STATISTICAL ANALYSIS
1. Sample size calculation 1.1. Single center prospective longitudinal study For the
physiologic study of the RHI in pregnancy the investigators calculated that for a 95%
confidence interval, a population standard deviation of 0.5 (as described in other
populations for RHI) and a tolerable standard error of the mean (SEM) value of 0.1, 97
women have to be followed. Taking at least a 10% dropout into account the starting
sample size will be 110 women.
1.2. Multicenter matched case-control study In a pilot study by Yinon [Yinon, 2006] the
reactive hyperemia index (RHI) in normotensive pregnancies was 1.8, and in PE 1.5; in
most populations standard deviation is 0.5. For 80% power and a two sided α = 0.05 and
considering a 0.3 difference clinically relevant, the sample size for each group would
be 44; which will be considered the sample size for the cross-sectional study comparing
PE (44), PIH (44), IUGR (44) and preterm birth (44) with normotensive controls (44).

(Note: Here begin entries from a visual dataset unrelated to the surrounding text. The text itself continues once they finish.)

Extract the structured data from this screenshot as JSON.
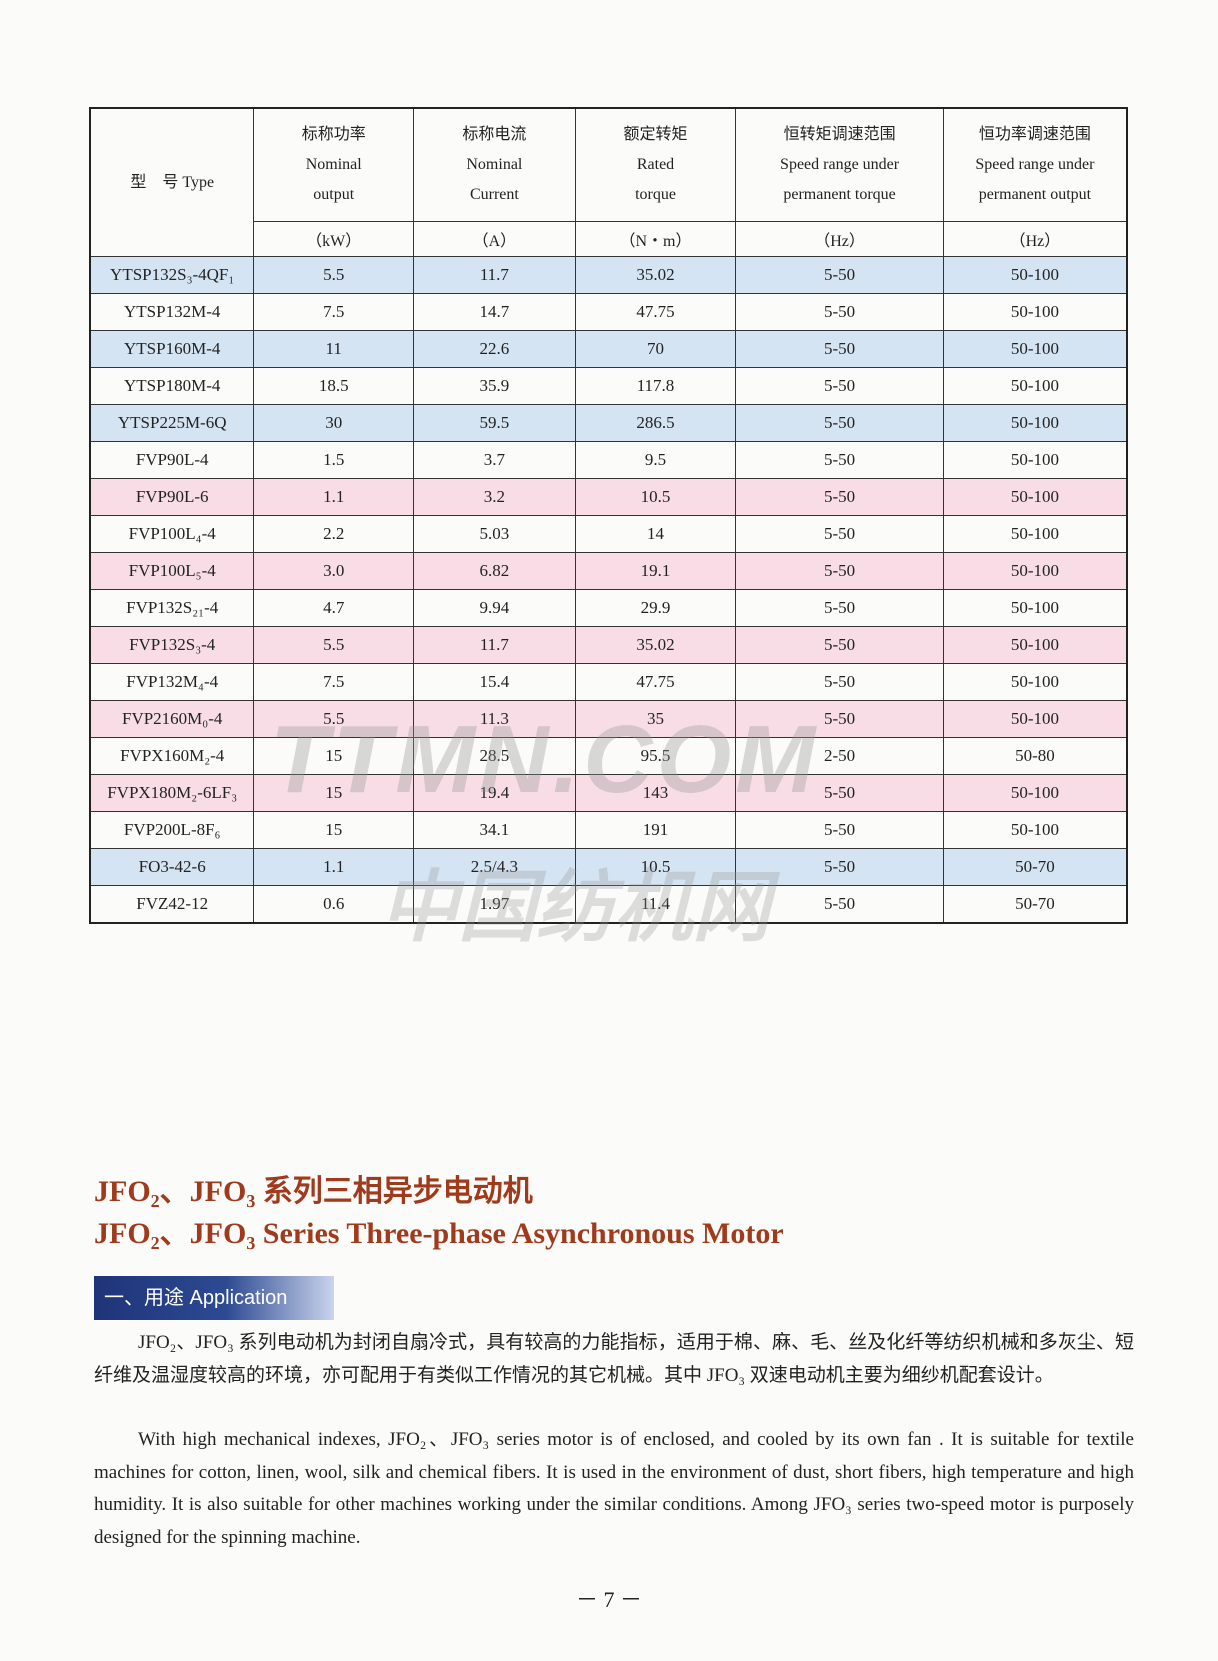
{
  "table": {
    "headers": [
      {
        "zh": "型　号 Type",
        "en1": "",
        "en2": "",
        "unit": ""
      },
      {
        "zh": "标称功率",
        "en1": "Nominal",
        "en2": "output",
        "unit": "（kW）"
      },
      {
        "zh": "标称电流",
        "en1": "Nominal",
        "en2": "Current",
        "unit": "（A）"
      },
      {
        "zh": "额定转矩",
        "en1": "Rated",
        "en2": "torque",
        "unit": "（N・m）"
      },
      {
        "zh": "恒转矩调速范围",
        "en1": "Speed range under",
        "en2": "permanent torque",
        "unit": "（Hz）"
      },
      {
        "zh": "恒功率调速范围",
        "en1": "Speed range under",
        "en2": "permanent output",
        "unit": "（Hz）"
      }
    ],
    "rows": [
      {
        "type": "YTSP132S₃-4QF₁",
        "output": "5.5",
        "current": "11.7",
        "torque": "35.02",
        "ct": "5-50",
        "cp": "50-100",
        "shade": "blue"
      },
      {
        "type": "YTSP132M-4",
        "output": "7.5",
        "current": "14.7",
        "torque": "47.75",
        "ct": "5-50",
        "cp": "50-100",
        "shade": "none"
      },
      {
        "type": "YTSP160M-4",
        "output": "11",
        "current": "22.6",
        "torque": "70",
        "ct": "5-50",
        "cp": "50-100",
        "shade": "blue"
      },
      {
        "type": "YTSP180M-4",
        "output": "18.5",
        "current": "35.9",
        "torque": "117.8",
        "ct": "5-50",
        "cp": "50-100",
        "shade": "none"
      },
      {
        "type": "YTSP225M-6Q",
        "output": "30",
        "current": "59.5",
        "torque": "286.5",
        "ct": "5-50",
        "cp": "50-100",
        "shade": "blue"
      },
      {
        "type": "FVP90L-4",
        "output": "1.5",
        "current": "3.7",
        "torque": "9.5",
        "ct": "5-50",
        "cp": "50-100",
        "shade": "none"
      },
      {
        "type": "FVP90L-6",
        "output": "1.1",
        "current": "3.2",
        "torque": "10.5",
        "ct": "5-50",
        "cp": "50-100",
        "shade": "pink"
      },
      {
        "type": "FVP100L₄-4",
        "output": "2.2",
        "current": "5.03",
        "torque": "14",
        "ct": "5-50",
        "cp": "50-100",
        "shade": "none"
      },
      {
        "type": "FVP100L₅-4",
        "output": "3.0",
        "current": "6.82",
        "torque": "19.1",
        "ct": "5-50",
        "cp": "50-100",
        "shade": "pink"
      },
      {
        "type": "FVP132S₂₁-4",
        "output": "4.7",
        "current": "9.94",
        "torque": "29.9",
        "ct": "5-50",
        "cp": "50-100",
        "shade": "none"
      },
      {
        "type": "FVP132S₃-4",
        "output": "5.5",
        "current": "11.7",
        "torque": "35.02",
        "ct": "5-50",
        "cp": "50-100",
        "shade": "pink"
      },
      {
        "type": "FVP132M₄-4",
        "output": "7.5",
        "current": "15.4",
        "torque": "47.75",
        "ct": "5-50",
        "cp": "50-100",
        "shade": "none"
      },
      {
        "type": "FVP2160M₀-4",
        "output": "5.5",
        "current": "11.3",
        "torque": "35",
        "ct": "5-50",
        "cp": "50-100",
        "shade": "pink"
      },
      {
        "type": "FVPX160M₂-4",
        "output": "15",
        "current": "28.5",
        "torque": "95.5",
        "ct": "2-50",
        "cp": "50-80",
        "shade": "none"
      },
      {
        "type": "FVPX180M₂-6LF₃",
        "output": "15",
        "current": "19.4",
        "torque": "143",
        "ct": "5-50",
        "cp": "50-100",
        "shade": "pink"
      },
      {
        "type": "FVP200L-8F₆",
        "output": "15",
        "current": "34.1",
        "torque": "191",
        "ct": "5-50",
        "cp": "50-100",
        "shade": "none"
      },
      {
        "type": "FO3-42-6",
        "output": "1.1",
        "current": "2.5/4.3",
        "torque": "10.5",
        "ct": "5-50",
        "cp": "50-70",
        "shade": "blue"
      },
      {
        "type": "FVZ42-12",
        "output": "0.6",
        "current": "1.97",
        "torque": "11.4",
        "ct": "5-50",
        "cp": "50-70",
        "shade": "none"
      }
    ]
  },
  "watermark": {
    "en": "TTMN.COM",
    "zh": "中国纺机网"
  },
  "section": {
    "title_zh": "JFO₂、JFO₃ 系列三相异步电动机",
    "title_en": "JFO₂、JFO₃ Series Three-phase Asynchronous Motor",
    "banner": "一、用途 Application",
    "para_zh": "JFO₂、JFO₃ 系列电动机为封闭自扇冷式，具有较高的力能指标，适用于棉、麻、毛、丝及化纤等纺织机械和多灰尘、短纤维及温湿度较高的环境，亦可配用于有类似工作情况的其它机械。其中 JFO₃ 双速电动机主要为细纱机配套设计。",
    "para_en": "With high mechanical indexes, JFO₂、JFO₃ series motor is of enclosed, and cooled by its own fan . It is suitable for textile machines for cotton, linen, wool, silk and chemical fibers. It is used in the environment of dust, short fibers,  high temperature and high humidity.  It is also suitable for other machines working under the similar conditions. Among JFO₃ series two-speed motor is purposely designed for the spinning machine."
  },
  "page_number": "－ 7 －",
  "colors": {
    "blue_row": "#d5e4f3",
    "pink_row": "#f8dde7",
    "title": "#a03a1c",
    "banner": "#1f3479"
  }
}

2. Descriptive statistics and data analysis 2.1. Single center prospective longitudinal
study For the physiologic study of the RHI in pregnancy the investigators will
calculate the reference values and 95% confidence interval. Longitudinal data will be
plotted and a linear mixed-effects model with random intercept will be fitted.
Percentiles for RHI and PWV will be calculated based on this model. Correlation
coefficients between baseline RHI, PWV, UA Doppler PI, fetal biometry, NLR, MPV, MAP,
birth-weight percentile and EDCs will be analyzed.
2.2. Multicenter matched case-control study RHI, PWV, UA Doppler PI, fetal biometry, NLR,
MPV, MAP, birth-weight and EDCs and other continuous variables in hypertensive versus non
hypertensive pregnancies will be tested for normality using the Shapiro Wilk Test. If there
is normality, they will be expressed as mean, standard deviations and 95% confidence
intervals and compared using two sided T test. If not, they will be expressed as median and
interquartile ranges and compared using Mann Whitney U Test.